Margaret Mitchell |
I classici dell’altra
grande Crisi sono due: Furore di John Steinbeck e Via col
vento di Margaret Mitchell. Entrambi la presentano come un
cataclisma scatenato dagli elementi: le tempeste di polvere che
costringono le famiglie di Steinbeck a migrare, il “vento” che
travolge, in una trasparente metafora, il Sud nella Guerra Civile.
Entrambi suggeriscono ambivalenti forme di sopravvivenza.
Furore contiene da
un lato la presa di coscienza ribelle del protagonista Tom Joad;
dall’altro, una sopravvivenza puramente naturale e atavica che
Steinbeck attribuisce alle donne, l’incrollabile Ma Joad e la
fertile Rosasharn, che portano la vita nel corpo in un ciclo eterno
di concepimento, morte, rinascita, parallelo al ciclo dell’acqua
che apre e chiude il romanzo. Tom Joad si prepara a operare nella
storia, ma scompare dalla scena narrativa che resta invece affidata a
una uscita dal tempo storico: così come è venuta, la crisi finirà,
e noi ne usciremo grazie a risorse che per Steinbeck stanno prima
della storia, nella natura e nel corpo. Fra le due forme di
solidarietà che propone – quella classista di Tom e quella atavica
e familista di Ma Joad e sua figlia, noi lettori amiamo e ricordiamo
la prima, ma il romanzo dà l’ultima parola alla seconda.
In Via col Vento,
la sopravvivenza è affidata a una risorsa ancora più atavica: la
terra, in cui Scarlett affonda viso e mani giurando che non avrà
fame mai più. Scarlett è disposta a uccidere, rubare, ingannare,
vendersi. Non ha problemi a sostituire alla schiavitù spazzata via
la modernità dello sfruttamento capitalistico e della feroce
competizione individualistica. Non c’è nessuna solidarietà:
Scarlett, non Ma Joad, è la nostra vera contemporanea. Per Steinbeck
e per Mitchell, l’uscita dalla crisi è l’eterno ritorno.

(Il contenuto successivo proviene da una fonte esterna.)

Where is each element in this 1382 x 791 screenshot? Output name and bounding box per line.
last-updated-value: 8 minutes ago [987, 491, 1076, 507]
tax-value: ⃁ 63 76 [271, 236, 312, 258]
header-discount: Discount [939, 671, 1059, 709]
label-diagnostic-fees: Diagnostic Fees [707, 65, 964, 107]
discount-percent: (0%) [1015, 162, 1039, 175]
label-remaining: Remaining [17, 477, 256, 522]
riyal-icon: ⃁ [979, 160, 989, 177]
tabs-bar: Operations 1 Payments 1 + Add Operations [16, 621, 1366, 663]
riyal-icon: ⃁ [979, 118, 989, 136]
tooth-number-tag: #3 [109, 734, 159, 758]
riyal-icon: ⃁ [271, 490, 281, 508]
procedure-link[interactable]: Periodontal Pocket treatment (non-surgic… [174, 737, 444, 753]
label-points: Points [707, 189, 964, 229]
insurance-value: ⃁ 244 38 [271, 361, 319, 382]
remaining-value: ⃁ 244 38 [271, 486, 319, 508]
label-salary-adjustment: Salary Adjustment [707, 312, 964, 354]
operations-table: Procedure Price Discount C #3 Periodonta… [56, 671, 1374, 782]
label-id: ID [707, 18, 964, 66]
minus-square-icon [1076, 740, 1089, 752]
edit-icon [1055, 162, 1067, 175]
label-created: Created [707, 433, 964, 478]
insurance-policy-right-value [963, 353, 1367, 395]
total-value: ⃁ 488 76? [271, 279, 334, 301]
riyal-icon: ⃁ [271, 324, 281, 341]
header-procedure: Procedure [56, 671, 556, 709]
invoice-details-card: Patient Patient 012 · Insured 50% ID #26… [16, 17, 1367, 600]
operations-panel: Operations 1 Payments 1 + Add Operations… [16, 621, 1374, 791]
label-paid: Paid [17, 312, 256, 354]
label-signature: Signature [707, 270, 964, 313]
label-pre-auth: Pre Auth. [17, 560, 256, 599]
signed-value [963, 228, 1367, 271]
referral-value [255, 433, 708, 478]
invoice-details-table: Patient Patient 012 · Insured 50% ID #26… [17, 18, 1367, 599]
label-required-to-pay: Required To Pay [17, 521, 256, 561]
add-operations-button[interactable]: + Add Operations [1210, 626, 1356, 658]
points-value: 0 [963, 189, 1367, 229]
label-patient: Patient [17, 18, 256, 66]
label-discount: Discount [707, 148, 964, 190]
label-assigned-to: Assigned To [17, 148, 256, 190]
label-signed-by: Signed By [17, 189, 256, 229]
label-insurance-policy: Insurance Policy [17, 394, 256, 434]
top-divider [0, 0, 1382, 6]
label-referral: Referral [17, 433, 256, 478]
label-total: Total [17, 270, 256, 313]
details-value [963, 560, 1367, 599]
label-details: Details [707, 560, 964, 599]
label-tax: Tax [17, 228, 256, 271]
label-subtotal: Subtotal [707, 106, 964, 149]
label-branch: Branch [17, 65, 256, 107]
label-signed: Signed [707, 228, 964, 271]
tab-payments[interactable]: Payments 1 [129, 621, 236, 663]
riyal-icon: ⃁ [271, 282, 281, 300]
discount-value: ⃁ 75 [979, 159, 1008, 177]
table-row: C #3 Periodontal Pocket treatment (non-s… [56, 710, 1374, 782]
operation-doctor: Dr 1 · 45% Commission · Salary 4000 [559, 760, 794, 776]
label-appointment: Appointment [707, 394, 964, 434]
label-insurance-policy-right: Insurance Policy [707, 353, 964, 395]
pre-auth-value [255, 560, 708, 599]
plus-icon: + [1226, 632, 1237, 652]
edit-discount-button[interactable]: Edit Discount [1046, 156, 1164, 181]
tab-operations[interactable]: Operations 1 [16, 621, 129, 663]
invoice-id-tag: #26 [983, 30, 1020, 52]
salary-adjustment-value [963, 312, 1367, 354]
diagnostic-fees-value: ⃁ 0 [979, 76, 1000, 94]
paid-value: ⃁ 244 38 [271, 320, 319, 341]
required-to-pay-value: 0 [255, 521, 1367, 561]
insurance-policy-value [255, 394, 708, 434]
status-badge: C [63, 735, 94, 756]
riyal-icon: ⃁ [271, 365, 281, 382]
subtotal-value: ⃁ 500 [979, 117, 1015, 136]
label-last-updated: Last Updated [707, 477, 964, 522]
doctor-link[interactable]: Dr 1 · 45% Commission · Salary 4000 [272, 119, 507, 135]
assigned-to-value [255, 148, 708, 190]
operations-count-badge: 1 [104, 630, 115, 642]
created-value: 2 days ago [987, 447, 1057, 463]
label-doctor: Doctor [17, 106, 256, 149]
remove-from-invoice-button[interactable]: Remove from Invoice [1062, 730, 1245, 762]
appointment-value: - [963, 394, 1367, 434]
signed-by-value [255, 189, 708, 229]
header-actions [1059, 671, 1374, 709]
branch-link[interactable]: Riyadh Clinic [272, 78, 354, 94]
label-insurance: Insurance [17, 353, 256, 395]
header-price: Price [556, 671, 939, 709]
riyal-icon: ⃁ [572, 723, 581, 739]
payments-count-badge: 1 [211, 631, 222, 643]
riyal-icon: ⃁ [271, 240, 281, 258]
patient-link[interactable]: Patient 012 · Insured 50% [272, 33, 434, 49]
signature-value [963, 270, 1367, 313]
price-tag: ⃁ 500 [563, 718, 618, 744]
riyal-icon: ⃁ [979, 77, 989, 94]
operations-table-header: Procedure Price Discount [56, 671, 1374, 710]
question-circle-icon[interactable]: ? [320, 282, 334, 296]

Scarlett è disposta a cambiare tutto perché tutto perché tutto
quello che conta – il potere, la proprietà - resti come prima. E
Tom Joad rimpiange una perduta solidaristica età dell’oro:
“Eravamo una sola grande anima”, dice. A Woody Guthrie, che ci
scrive sopra una ballata, basta cambiare una parola per rovesciare il
messaggio: “potremmo essere una grande anima”, dice – cioè,
non ritrovare un passato ma costruire un futuro. E Bruce Springsteen,
con il fantasma di Tom Joad al suo fianco, annunciava con molto
anticipo che la crisi non è finita, e che avremmo avuto molto
bisogno di quella solidarietà ribelle. C’è solo da sperare che
quello che ne rimane oggi non sia, appunto, un fantasma.